Other players like Nestle and Rhone-Poulenc have also been paying royalties to their parent companies but the market reaction has not been so negative in these cases. The Tatas have formulated a brand equity scheme whereby various Tatacompanies will pay royalty to Tata Sons for using the Tata name. Though royalty payments to parent companies are not an unusual phenomenon (often such agreements help the local company generate more revenue from new products), in the short term market perceptions about them take a beating, analysts say.

``In the HLL case, though the parent has been backing the Indian arm, a large number of HLL brands are quite old and have been developed by the Indian arm. Hence the royalty is questionable,'' said an analyst, adding, ``the company's move to spread the royalty payment over 24 years instead of seven years is partly out of self-interest since a higher payout would seriously dent the bottomline.''

The company has said that the payment is not for brands but for technology. Some analysts say that there is a lot of technology involved even in products such as soaps, shampoos, detergents and even ice-cream. They point to Levers' claims that the total fatty matter in their soaps is lower than usual, and to thespecial chemicals used in their detergents. Their ice-creams, for instance, are claimed to have low bacteriological content.
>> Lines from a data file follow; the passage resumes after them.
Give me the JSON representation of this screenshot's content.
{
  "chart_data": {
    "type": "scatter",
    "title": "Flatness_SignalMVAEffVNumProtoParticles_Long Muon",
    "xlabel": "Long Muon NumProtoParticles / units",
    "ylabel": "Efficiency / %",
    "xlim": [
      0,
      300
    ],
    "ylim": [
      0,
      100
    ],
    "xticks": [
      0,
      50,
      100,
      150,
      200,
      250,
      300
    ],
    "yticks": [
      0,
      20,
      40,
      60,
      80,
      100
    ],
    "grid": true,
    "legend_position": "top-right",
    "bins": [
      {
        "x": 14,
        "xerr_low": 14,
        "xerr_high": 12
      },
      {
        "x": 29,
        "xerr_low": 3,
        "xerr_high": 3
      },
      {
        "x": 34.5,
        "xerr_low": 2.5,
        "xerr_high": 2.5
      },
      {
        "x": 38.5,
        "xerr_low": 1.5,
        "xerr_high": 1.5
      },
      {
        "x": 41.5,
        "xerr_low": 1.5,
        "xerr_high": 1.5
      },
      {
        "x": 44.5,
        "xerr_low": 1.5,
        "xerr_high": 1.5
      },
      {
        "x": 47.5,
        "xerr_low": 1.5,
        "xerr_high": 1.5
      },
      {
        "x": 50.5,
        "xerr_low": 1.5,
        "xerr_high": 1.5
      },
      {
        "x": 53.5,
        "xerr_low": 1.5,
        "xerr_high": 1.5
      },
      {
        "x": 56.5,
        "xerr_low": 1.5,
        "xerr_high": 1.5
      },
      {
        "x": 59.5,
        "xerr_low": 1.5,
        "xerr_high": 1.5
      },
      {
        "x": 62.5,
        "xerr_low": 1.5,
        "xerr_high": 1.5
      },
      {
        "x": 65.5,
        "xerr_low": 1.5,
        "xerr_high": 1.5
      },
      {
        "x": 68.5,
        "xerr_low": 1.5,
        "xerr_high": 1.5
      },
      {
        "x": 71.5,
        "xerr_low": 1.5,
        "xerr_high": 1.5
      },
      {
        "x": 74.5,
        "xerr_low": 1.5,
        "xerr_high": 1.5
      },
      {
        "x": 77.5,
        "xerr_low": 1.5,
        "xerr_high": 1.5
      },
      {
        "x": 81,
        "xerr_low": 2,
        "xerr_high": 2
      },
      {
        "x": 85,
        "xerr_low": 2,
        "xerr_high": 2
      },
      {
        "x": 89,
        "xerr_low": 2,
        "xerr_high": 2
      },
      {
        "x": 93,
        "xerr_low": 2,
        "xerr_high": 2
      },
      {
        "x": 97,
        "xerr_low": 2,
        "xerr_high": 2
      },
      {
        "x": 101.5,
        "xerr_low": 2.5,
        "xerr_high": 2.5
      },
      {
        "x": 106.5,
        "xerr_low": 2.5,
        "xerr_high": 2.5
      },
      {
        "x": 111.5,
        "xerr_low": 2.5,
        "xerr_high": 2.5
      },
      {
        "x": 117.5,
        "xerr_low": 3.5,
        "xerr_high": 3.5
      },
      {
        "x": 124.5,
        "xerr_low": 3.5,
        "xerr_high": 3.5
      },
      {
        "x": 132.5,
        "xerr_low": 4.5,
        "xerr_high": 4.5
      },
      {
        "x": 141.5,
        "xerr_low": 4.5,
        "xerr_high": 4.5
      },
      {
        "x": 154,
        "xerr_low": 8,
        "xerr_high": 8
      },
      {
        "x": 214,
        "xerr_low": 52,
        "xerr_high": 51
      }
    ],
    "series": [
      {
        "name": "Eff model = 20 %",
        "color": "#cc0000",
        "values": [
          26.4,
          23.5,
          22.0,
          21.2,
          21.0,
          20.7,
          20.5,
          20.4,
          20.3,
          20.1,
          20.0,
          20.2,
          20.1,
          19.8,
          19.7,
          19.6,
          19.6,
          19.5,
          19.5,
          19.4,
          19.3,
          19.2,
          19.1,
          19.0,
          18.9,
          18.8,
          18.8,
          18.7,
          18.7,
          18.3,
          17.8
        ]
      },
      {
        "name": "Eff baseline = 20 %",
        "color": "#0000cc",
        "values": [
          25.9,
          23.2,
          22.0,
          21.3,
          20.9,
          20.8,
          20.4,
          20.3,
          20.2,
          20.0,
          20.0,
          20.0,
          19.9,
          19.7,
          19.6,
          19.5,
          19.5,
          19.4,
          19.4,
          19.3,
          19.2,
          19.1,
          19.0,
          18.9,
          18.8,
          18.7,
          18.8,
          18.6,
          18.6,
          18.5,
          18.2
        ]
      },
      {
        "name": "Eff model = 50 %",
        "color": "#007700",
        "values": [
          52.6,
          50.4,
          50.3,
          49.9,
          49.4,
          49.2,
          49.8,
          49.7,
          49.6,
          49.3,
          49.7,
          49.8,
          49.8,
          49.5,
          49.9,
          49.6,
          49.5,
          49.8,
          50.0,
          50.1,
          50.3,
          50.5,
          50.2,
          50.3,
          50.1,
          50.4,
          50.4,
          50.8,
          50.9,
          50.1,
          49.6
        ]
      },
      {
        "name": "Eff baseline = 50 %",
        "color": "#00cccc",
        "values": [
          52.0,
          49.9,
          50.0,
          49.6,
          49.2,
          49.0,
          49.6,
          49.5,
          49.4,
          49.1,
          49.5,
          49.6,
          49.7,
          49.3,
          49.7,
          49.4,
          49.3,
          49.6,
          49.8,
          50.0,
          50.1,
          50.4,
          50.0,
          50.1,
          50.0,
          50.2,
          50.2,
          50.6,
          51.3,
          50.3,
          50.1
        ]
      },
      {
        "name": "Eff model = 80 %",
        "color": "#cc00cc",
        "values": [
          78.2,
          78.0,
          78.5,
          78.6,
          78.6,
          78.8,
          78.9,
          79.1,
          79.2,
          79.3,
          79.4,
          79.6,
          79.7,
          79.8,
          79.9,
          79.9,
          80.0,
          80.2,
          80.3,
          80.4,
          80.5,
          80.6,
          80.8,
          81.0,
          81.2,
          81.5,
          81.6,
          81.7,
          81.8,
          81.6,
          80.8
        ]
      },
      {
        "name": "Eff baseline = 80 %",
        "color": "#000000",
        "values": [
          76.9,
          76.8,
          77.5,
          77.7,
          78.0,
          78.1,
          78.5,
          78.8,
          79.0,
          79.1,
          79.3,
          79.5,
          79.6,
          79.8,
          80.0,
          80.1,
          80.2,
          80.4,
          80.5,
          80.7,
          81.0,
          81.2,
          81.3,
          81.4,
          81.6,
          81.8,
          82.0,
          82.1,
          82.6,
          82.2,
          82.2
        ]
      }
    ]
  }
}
Also to be taken into account is that the latest technological developments abroad will now be available immediately to the Indian subsidiary. HLL's outgo on account of in the current year is expected to be in the region of around Rs 70 crore which would drive down its EPS by Rs 2.

But some analysts say that the one per cent royalty to Unilever by HLL would not hurt the profit margins and the one per cent royalty outgo would be compensated by some other means.

The royalty agreement

MUMBAI:
The proposed technology and knowhow collaboration agreement will be valid for 24 years and will involve payment of royalty at 1 per cent (net of taxes) on the qualifying turnover computed in the manner prescribed by the RBI and the Centre. The Industrial Policy, 1991, allows foreign technology collaborations/transfers through payment of 5 per cent and 8 per cent or domestic andexport sales for seven years through automatic approval procedure administered by the RBI.

HLL approached the ministry of industry for the necessary amendments to the terms approved by the RBI under the automatic approval scheme. The Centre has accepted the amendments sought by the company in reducing the rate of royalty on domestic and export sales to a uniform 1 per cent and extending the period of technology collaboration to 24 years.